Multiple titles are the only metric of success, the only validation still interesting to Bryant and Pierce. Bryant is trying to accomplish the rarest of NBA feats for the second time in his career, while Pierce's Celtics get their first chance when the NBA Finals begin Thursday night at Staples Center.
"It's going to mean everything for my career, because a lot of guys have won one, and not many have won a couple," Pierce said Wednesday.
Pro basketball's most successful franchises are together in the NBA Finals for the second time in three years and the 12th time overall.

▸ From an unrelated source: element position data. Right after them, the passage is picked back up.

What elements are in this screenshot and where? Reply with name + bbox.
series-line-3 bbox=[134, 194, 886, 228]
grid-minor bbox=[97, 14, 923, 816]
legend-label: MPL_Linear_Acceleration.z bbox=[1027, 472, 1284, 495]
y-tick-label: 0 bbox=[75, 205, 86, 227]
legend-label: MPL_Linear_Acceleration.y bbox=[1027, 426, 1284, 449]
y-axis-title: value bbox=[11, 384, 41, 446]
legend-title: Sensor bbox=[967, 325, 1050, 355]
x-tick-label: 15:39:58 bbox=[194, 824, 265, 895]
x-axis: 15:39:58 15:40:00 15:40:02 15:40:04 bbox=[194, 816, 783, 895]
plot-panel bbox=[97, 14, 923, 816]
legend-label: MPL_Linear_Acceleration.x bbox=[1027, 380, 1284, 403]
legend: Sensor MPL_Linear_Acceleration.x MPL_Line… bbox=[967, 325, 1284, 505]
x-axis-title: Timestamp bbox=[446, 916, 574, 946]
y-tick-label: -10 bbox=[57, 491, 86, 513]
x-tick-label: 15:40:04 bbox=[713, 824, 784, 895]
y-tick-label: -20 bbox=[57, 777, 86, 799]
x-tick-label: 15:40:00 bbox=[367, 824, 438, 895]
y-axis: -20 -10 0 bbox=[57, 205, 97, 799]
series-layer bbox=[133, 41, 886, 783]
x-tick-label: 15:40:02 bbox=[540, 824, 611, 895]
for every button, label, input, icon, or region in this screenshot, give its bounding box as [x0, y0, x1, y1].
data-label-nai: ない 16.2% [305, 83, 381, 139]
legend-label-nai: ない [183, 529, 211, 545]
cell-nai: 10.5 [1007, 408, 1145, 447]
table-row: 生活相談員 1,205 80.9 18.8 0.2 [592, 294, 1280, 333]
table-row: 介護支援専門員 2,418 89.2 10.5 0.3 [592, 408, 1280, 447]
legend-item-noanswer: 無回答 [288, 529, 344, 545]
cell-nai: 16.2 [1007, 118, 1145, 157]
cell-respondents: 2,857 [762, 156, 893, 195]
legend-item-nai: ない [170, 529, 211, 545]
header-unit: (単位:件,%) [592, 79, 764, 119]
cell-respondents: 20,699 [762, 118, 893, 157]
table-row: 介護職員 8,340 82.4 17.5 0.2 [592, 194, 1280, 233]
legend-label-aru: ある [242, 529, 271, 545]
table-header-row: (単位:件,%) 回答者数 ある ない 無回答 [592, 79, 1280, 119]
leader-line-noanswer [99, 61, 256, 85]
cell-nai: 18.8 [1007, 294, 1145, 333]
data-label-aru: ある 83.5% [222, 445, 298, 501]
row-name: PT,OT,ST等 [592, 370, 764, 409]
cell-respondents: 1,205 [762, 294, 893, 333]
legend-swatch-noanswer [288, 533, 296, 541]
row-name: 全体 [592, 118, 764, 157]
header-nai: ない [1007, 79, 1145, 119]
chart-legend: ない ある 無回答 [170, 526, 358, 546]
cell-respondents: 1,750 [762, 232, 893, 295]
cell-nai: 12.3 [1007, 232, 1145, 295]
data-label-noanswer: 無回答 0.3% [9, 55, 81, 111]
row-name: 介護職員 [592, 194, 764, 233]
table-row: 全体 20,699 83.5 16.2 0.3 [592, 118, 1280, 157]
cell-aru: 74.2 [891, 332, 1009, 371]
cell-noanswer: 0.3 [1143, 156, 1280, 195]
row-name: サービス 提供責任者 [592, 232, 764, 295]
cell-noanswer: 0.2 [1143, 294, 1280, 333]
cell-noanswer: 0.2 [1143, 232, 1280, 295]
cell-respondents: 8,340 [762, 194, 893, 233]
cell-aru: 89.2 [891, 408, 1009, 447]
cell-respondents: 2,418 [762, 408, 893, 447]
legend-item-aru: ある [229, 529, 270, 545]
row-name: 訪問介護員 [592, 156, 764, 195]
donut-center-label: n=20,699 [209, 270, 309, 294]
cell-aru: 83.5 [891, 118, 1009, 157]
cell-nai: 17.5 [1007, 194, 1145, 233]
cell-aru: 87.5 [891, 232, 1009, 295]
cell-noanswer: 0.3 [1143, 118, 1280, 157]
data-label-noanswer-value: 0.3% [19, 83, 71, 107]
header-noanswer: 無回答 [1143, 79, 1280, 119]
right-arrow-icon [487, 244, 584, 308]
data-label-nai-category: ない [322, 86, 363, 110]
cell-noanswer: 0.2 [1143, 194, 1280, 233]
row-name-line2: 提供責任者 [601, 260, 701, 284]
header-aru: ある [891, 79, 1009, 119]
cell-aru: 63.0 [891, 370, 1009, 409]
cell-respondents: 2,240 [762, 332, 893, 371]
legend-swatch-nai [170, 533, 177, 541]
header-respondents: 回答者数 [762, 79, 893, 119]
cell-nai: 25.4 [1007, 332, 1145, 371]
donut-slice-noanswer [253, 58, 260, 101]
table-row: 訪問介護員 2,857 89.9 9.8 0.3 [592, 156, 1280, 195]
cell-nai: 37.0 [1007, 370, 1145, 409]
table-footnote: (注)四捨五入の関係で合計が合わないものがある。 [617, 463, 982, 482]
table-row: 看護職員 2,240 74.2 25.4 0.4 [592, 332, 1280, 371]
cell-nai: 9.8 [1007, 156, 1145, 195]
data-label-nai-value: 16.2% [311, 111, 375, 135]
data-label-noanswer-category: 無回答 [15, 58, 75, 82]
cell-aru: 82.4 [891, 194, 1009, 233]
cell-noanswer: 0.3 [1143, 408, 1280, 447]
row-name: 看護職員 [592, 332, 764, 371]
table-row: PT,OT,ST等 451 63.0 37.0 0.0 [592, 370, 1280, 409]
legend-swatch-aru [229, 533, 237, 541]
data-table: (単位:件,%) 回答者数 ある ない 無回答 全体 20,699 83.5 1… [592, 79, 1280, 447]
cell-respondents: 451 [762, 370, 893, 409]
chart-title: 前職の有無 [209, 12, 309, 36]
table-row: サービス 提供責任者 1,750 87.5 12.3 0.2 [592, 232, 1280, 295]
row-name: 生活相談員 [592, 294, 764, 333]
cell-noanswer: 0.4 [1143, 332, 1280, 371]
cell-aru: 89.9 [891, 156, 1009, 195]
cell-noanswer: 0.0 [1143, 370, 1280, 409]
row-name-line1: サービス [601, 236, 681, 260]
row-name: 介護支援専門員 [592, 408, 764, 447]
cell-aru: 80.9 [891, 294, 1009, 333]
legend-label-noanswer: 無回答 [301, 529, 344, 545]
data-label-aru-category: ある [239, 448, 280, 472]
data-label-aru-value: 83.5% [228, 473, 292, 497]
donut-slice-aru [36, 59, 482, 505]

These teams will have won 33 of the league's 64 titles when they finish a potentially fascinating series with plenty of modern subplots.
"We're always focused on winning a championship," Bryant said. "And when you do it, you want to do it again and again."
Bryant is enjoying a dynamic postseason despite hobbling through injuries during a third straight Finals run by his remarkably steady Lakers, who are 8-0 at home in the playoffs and haven't even trailed in a series.
Boston's rise from a 50-win regular season as a No. 4 seed has been even more surprising, with Rajon Rondo making a quantum leap into stardom during what might be the last stand for Boston's Big Three of Pierce, Kevin Garnett and Ray Allen.
But on the biggest scoreboard of all, the one these players claim they seldom check, it's Celtics 17 titles, Lakers 15. Don't expect fans in either basketball-crazy city to forget that score when their team takes it all again.
Only nine NBA teams have won more than one title, and just five franchises besides the Lakers and Celtics repeated as champions within the same half-decade.
Allen got a perspective on the achievement from no less an authority than Michael Jordan during a conversation last week.
"He told me, 'The first one you win, you're lucky," ' Allen said with a grin. "I didn't win six, so I don't know what it feels like to be able to do it that many times. . . . It adds to your [legacy] to be able to be here and say that you won multiple times."